# Avatar problems?



## Christine (Nov 4, 2005)

So I went to change my avatar today and I seem to be having issues.

It keeps telling me invalid file. The file size is 150x150 and only 39kb. I tried pulling it from my pc & from my website... I tried changing the name, changing the size. I deleted my old avatar... Do I have user issues or is anyone else having problems?


----------



## Dr_House (Aug 15, 2006)

I'm having the same problem. I'm avatarless over here! I feel _so_ naked! :lol:


----------



## Guest (Aug 18, 2006)

Is it an animated one? If so thats why because this is like the only site that doesn't allow animated avatar's.

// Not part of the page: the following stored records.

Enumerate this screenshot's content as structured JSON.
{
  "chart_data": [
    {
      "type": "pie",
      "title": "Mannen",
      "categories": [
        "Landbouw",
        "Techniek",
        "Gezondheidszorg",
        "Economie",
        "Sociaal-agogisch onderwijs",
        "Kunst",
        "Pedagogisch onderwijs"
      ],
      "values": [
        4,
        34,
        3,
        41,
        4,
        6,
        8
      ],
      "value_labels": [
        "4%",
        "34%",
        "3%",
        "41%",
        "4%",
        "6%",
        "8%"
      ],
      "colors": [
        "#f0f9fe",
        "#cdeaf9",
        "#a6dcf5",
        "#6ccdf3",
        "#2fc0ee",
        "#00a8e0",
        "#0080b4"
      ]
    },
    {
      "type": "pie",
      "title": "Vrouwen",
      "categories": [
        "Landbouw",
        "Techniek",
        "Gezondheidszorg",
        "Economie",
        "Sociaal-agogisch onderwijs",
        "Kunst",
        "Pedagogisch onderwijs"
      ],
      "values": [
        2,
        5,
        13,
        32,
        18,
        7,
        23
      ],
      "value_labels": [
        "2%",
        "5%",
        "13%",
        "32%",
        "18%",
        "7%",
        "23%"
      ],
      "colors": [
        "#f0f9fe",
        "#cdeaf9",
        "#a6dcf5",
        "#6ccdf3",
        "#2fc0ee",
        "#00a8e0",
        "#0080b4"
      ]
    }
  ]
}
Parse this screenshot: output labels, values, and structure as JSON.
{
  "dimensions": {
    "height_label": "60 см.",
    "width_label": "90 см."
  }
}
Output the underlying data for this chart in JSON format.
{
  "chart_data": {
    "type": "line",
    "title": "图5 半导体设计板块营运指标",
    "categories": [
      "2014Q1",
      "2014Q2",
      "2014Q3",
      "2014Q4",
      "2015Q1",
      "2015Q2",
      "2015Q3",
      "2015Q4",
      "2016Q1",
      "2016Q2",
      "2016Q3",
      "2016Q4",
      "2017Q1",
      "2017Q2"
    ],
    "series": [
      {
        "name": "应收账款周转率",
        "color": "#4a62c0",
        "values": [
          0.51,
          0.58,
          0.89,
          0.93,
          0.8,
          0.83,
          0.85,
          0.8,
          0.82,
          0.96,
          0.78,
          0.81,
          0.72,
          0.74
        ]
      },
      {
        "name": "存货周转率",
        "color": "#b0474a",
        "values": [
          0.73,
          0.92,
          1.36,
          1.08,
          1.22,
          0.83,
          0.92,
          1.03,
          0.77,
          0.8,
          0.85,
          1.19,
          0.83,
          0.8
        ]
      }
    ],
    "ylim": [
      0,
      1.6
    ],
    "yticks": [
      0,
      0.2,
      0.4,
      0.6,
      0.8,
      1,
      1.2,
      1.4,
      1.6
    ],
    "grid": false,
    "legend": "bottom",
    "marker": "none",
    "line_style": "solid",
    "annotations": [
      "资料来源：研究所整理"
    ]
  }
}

What file type is it? Like bmp and stuff like that.


----------



## Christine (Nov 4, 2005)

Nope not animated, just a plain old jpg file. I was wondering if it was just me or perhaps it could have something to do with the server move we just had maybe. Looks like Dr House is having the same problem sooooo anyone else?


----------



## Guest (Aug 18, 2006)

could be server problems or they reduced the file types allowed or something.


----------



## Christine (Nov 4, 2005)

Durb you wanna see if you can change yours? Of course... then you might get stuck without heheh.


----------



## Guest (Aug 18, 2006)

Nope, I like my evil closet monkey. lmao


----------



## Christine (Nov 4, 2005)

:lol: Oki then!


----------



## Shaggy (Apr 29, 2005)

I will look into this..


----------



## Christine (Nov 4, 2005)

Thanks Shaggy!


----------